Abstract:Recent works have analyzed the impact of individual components of neural networks on gendered predictions, often with a focus on mitigating gender bias. However, mechanistic interpretations of gender tend to (i) focus on a very specific gender-related task, such as gendered pronoun prediction, or (ii) fail to distinguish between the production of factually gendered outputs (the correct assumption of gender given a word that carries gender as a semantic property) and gender biased outputs (based on a stereotype). To address these issues, we curate \gknow, a benchmark to assess gender knowledge and gender bias in language models across different types of gender-related predictions. \gknow allows us to identify and analyze circuits and individual neurons responsible for gendered predictions.
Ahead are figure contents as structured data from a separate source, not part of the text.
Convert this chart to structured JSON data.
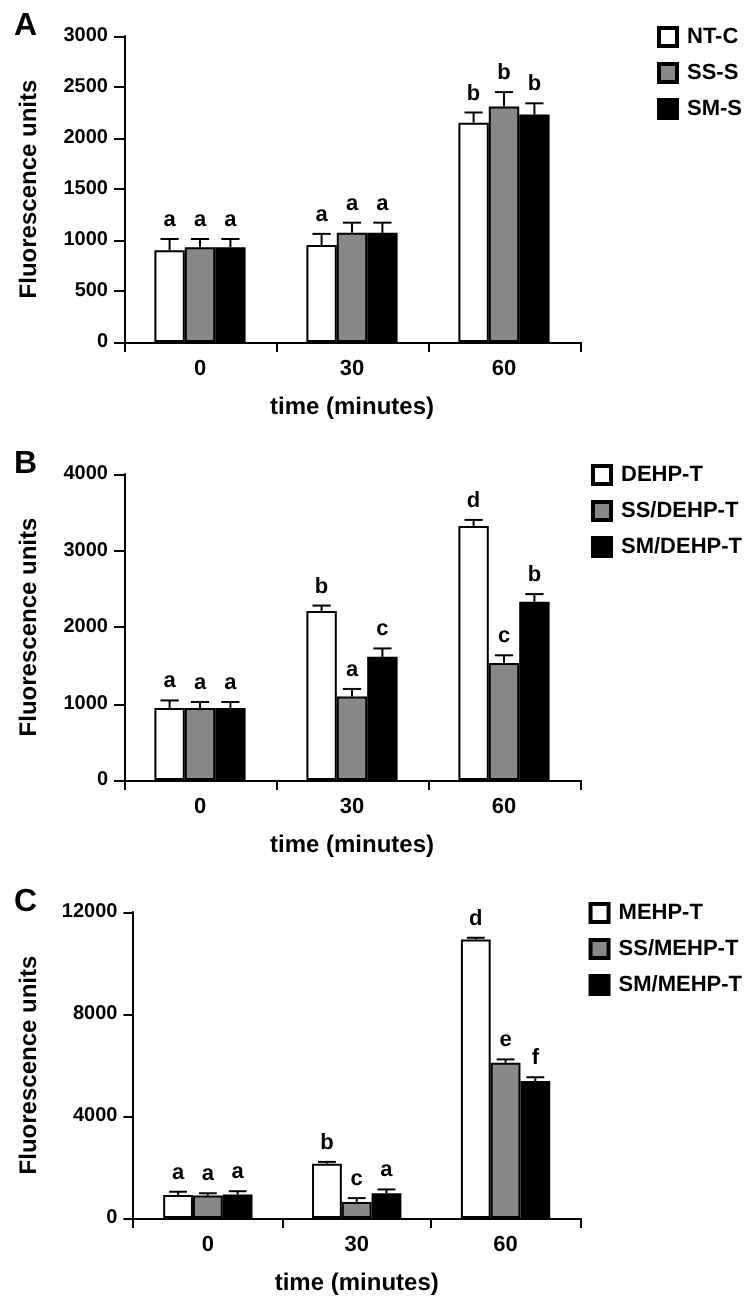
{
  "chart_data": [
    {
      "type": "bar",
      "title": "A",
      "xlabel": "time (minutes)",
      "ylabel": "Fluorescence units",
      "categories": [
        "0",
        "30",
        "60"
      ],
      "legend": "top right",
      "grid": false,
      "ylim": [
        0,
        3000
      ],
      "yticks": [
        0,
        500,
        1000,
        1500,
        2000,
        2500,
        3000
      ],
      "series": [
        {
          "name": "NT-C",
          "color": "#ffffff",
          "values": [
            900,
            950,
            2150
          ],
          "errors": [
            [
              900,
              1010
            ],
            [
              950,
              1060
            ],
            [
              2150,
              2250
            ]
          ],
          "value_labels": [
            "a",
            "a",
            "b"
          ]
        },
        {
          "name": "SS-S",
          "color": "#888888",
          "values": [
            930,
            1070,
            2310
          ],
          "errors": [
            [
              930,
              1010
            ],
            [
              1070,
              1170
            ],
            [
              2310,
              2450
            ]
          ],
          "value_labels": [
            "a",
            "a",
            "b"
          ]
        },
        {
          "name": "SM-S",
          "color": "#000000",
          "values": [
            930,
            1070,
            2230
          ],
          "errors": [
            [
              930,
              1010
            ],
            [
              1070,
              1170
            ],
            [
              2230,
              2340
            ]
          ],
          "value_labels": [
            "a",
            "a",
            "b"
          ]
        }
      ]
    },
    {
      "type": "bar",
      "title": "B",
      "xlabel": "time (minutes)",
      "ylabel": "Fluorescence units",
      "categories": [
        "0",
        "30",
        "60"
      ],
      "legend": "top right",
      "grid": false,
      "ylim": [
        0,
        4000
      ],
      "yticks": [
        0,
        1000,
        2000,
        3000,
        4000
      ],
      "series": [
        {
          "name": "DEHP-T",
          "color": "#ffffff",
          "values": [
            940,
            2210,
            3320
          ],
          "errors": [
            [
              940,
              1040
            ],
            [
              2210,
              2280
            ],
            [
              3320,
              3400
            ]
          ],
          "value_labels": [
            "a",
            "b",
            "d"
          ]
        },
        {
          "name": "SS/DEHP-T",
          "color": "#888888",
          "values": [
            940,
            1090,
            1530
          ],
          "errors": [
            [
              940,
              1020
            ],
            [
              1090,
              1190
            ],
            [
              1530,
              1630
            ]
          ],
          "value_labels": [
            "a",
            "a",
            "c"
          ]
        },
        {
          "name": "SM/DEHP-T",
          "color": "#000000",
          "values": [
            940,
            1610,
            2330
          ],
          "errors": [
            [
              940,
              1020
            ],
            [
              1610,
              1720
            ],
            [
              2330,
              2430
            ]
          ],
          "value_labels": [
            "a",
            "c",
            "b"
          ]
        }
      ]
    },
    {
      "type": "bar",
      "title": "C",
      "xlabel": "time (minutes)",
      "ylabel": "Fluorescence units",
      "categories": [
        "0",
        "30",
        "60"
      ],
      "legend": "top right",
      "grid": false,
      "ylim": [
        0,
        12000
      ],
      "yticks": [
        0,
        4000,
        8000,
        12000
      ],
      "series": [
        {
          "name": "MEHP-T",
          "color": "#ffffff",
          "values": [
            900,
            2130,
            10920
          ],
          "errors": [
            [
              900,
              1030
            ],
            [
              2130,
              2200
            ],
            [
              10920,
              10990
            ]
          ],
          "value_labels": [
            "a",
            "b",
            "d"
          ]
        },
        {
          "name": "SS/MEHP-T",
          "color": "#888888",
          "values": [
            880,
            630,
            6090
          ],
          "errors": [
            [
              880,
              970
            ],
            [
              630,
              780
            ],
            [
              6090,
              6220
            ]
          ],
          "value_labels": [
            "a",
            "c",
            "e"
          ]
        },
        {
          "name": "SM/MEHP-T",
          "color": "#000000",
          "values": [
            920,
            970,
            5370
          ],
          "errors": [
            [
              920,
              1050
            ],
            [
              970,
              1120
            ],
            [
              5370,
              5520
            ]
          ],
          "value_labels": [
            "a",
            "a",
            "f"
          ]
        }
      ]
    }
  ]
}
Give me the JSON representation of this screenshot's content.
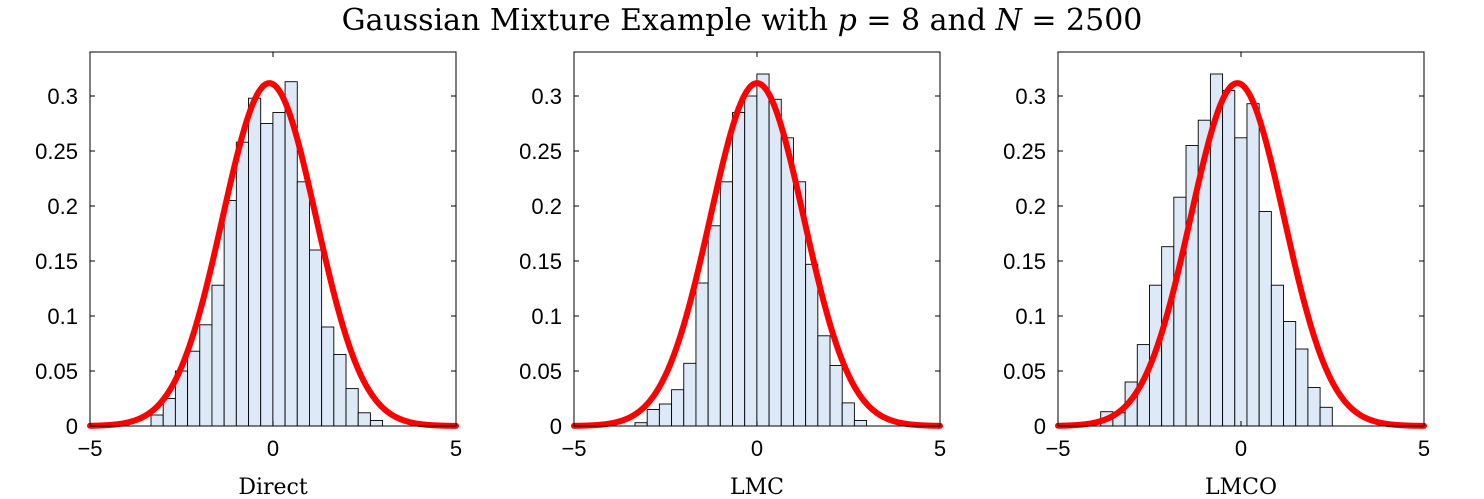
{
  "figure": {
    "title_prefix": "Gaussian Mixture Example with ",
    "title_p_var": "p",
    "title_p_eq": " = 8",
    "title_and": " and ",
    "title_n_var": "N",
    "title_n_eq": " = 2500"
  },
  "colors": {
    "bar_fill": "#dde9f7",
    "bar_edge": "#000000",
    "curve": "#ff0000"
  },
  "chart_data": [
    {
      "type": "bar",
      "xlabel": "Direct",
      "ylabel": "",
      "xlim": [
        -5,
        5
      ],
      "ylim": [
        0,
        0.34
      ],
      "xticks": [
        "-5",
        "0",
        "5"
      ],
      "yticks": [
        "0",
        "0.05",
        "0.1",
        "0.15",
        "0.2",
        "0.25",
        "0.3"
      ],
      "bin_width": 0.333,
      "bin_edges_start": -3.333,
      "values": [
        0.01,
        0.025,
        0.05,
        0.068,
        0.092,
        0.128,
        0.205,
        0.258,
        0.298,
        0.275,
        0.285,
        0.313,
        0.222,
        0.16,
        0.09,
        0.065,
        0.034,
        0.012,
        0.005
      ],
      "overlay": {
        "type": "line",
        "name": "density",
        "mean": -0.1,
        "std": 1.28,
        "color": "#ff0000"
      },
      "grid": false
    },
    {
      "type": "bar",
      "xlabel": "LMC",
      "ylabel": "",
      "xlim": [
        -5,
        5
      ],
      "ylim": [
        0,
        0.34
      ],
      "xticks": [
        "-5",
        "0",
        "5"
      ],
      "yticks": [
        "0",
        "0.05",
        "0.1",
        "0.15",
        "0.2",
        "0.25",
        "0.3"
      ],
      "bin_width": 0.333,
      "bin_edges_start": -3.333,
      "values": [
        0.003,
        0.015,
        0.02,
        0.033,
        0.057,
        0.13,
        0.182,
        0.222,
        0.285,
        0.3,
        0.32,
        0.297,
        0.262,
        0.222,
        0.147,
        0.082,
        0.055,
        0.021,
        0.005
      ],
      "overlay": {
        "type": "line",
        "name": "density",
        "mean": 0.0,
        "std": 1.28,
        "color": "#ff0000"
      },
      "grid": false
    },
    {
      "type": "bar",
      "xlabel": "LMCO",
      "ylabel": "",
      "xlim": [
        -5,
        5
      ],
      "ylim": [
        0,
        0.34
      ],
      "xticks": [
        "-5",
        "0",
        "5"
      ],
      "yticks": [
        "0",
        "0.05",
        "0.1",
        "0.15",
        "0.2",
        "0.25",
        "0.3"
      ],
      "bin_width": 0.333,
      "bin_edges_start": -3.833,
      "values": [
        0.013,
        0.012,
        0.04,
        0.074,
        0.128,
        0.163,
        0.208,
        0.255,
        0.278,
        0.32,
        0.305,
        0.262,
        0.293,
        0.195,
        0.128,
        0.095,
        0.07,
        0.035,
        0.017
      ],
      "overlay": {
        "type": "line",
        "name": "density",
        "mean": -0.1,
        "std": 1.28,
        "color": "#ff0000"
      },
      "grid": false
    }
  ]
}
We test the impact of neuron ablation on benchmarks for disentangling stereotypical and factual gender (DiFair and the test set of GKnow), as well as StereoSet. Results show that gender bias and factual gender are severely entangled on the level of both circuits and neurons, entailing that ablation is an unreliable debiasing method. Furthermore, we show that benchmarks for evaluating gender bias can hide the decrease in factual gender knowledge that accompanies neuron ablation. We curate GKnow as a contribution to the continuous development of robust gender bias benchmarks.